Wednesday, December 08, 2004

wtf?

this is officially ridiculous. not only do they get their facts wrong, but somehow CBS thinks that:

(a) running a blog claiming to provide analysis of a senate campaign that is, in fact, secretly run by paid campaign operative from one particular side

is equivalent to:

(b) anonymously running a vocally liberal site while working for a left-leaning media watchdog site.


in (a) the author of daschle v. thune provided analysis of the senate race but withheld a key fact--that he was paid by the thune campaign. the missing fact directly raises questions of bias and the substance of his criticism of each candidate

(b) is completely different. media matters is an organization dedicated to publicize conservative bias in the u.s. media. as the site explains:
Media Matters for America is a Web-based, not-for-profit progressive research and information center dedicated to comprehensively monitoring, analyzing, and correcting conservative misinformation in the U.S. media. Conservative misinformation is defined as news or commentary presented in the media that is not accurate, reliable, or credible and that forwards the conservative agenda.
see the difference? media matters never claims to monitor sites like eschaton. nor did atrios ever claim to provide any analysis of media matters. unlike in (a) the withheld information (i.e. atrios' secret identity during the one month that he was both employed by media matters and still posting anonymously) does not raise any conflict of interest questions. indeed, atrios and media matters both critique the mainstream media. they complement each other, they don't conflict, so it raises no bias issues with either site. yet somehow the cbs article makes it seem like these are parallel cases.

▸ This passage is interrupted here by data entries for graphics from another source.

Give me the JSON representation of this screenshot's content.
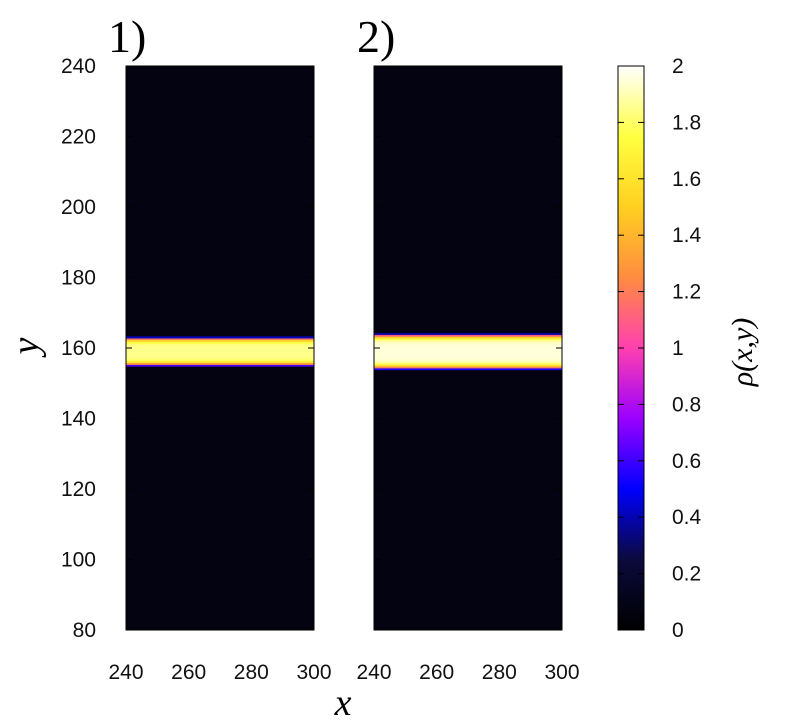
{
  "chart_data": {
    "type": "heatmap",
    "title": "",
    "colormap": "gnuplot-like (black-blue-purple-red-orange-yellow-white)",
    "colormap_stops": [
      "#000000",
      "#0b0a3c",
      "#0000ff",
      "#9a00ff",
      "#ff40b0",
      "#ff8c40",
      "#ffd020",
      "#ffff40",
      "#ffffff"
    ],
    "background_value": 0.07,
    "xlabel": "x",
    "ylabel": "y",
    "colorbar_label": "ρ(x,y)",
    "colorbar_range": [
      0,
      2
    ],
    "colorbar_ticks": [
      "0",
      "0.2",
      "0.4",
      "0.6",
      "0.8",
      "1",
      "1.2",
      "1.4",
      "1.6",
      "1.8",
      "2"
    ],
    "y_ticks": [
      "80",
      "100",
      "120",
      "140",
      "160",
      "180",
      "200",
      "220",
      "240"
    ],
    "panels": [
      {
        "label": "1)",
        "xlim": [
          240,
          300
        ],
        "ylim": [
          80,
          240
        ],
        "x_ticks": [
          "240",
          "260",
          "280",
          "300"
        ],
        "band": {
          "y_center": 159,
          "half_width": 4.2,
          "peak": 1.85
        }
      },
      {
        "label": "2)",
        "xlim": [
          240,
          300
        ],
        "ylim": [
          80,
          240
        ],
        "x_ticks": [
          "240",
          "260",
          "280",
          "300"
        ],
        "band": {
          "y_center": 159,
          "half_width": 5.2,
          "peak": 1.95
        }
      }
    ]
  }
}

(as i was writing the above, atrios posted his letter to cbs about the article)

full disclosure/CBS news prophylactic: i guest posted at eschaton for one week. in addition, duncan black once bought me a drink. he also gave me a button that i still wear on most tuesdays

UPDATE (12/9/04): CBS has rewritten the story. they've gotten rid of some of the factual errors, but not made it any clearer why exactly atrios was unethical or violated any journalistic standards. ironically, as others have noted one clear violation of those standards is running a corrected version of the story without retracting the earlier version or, at the very least, mentioning that the article has been altered.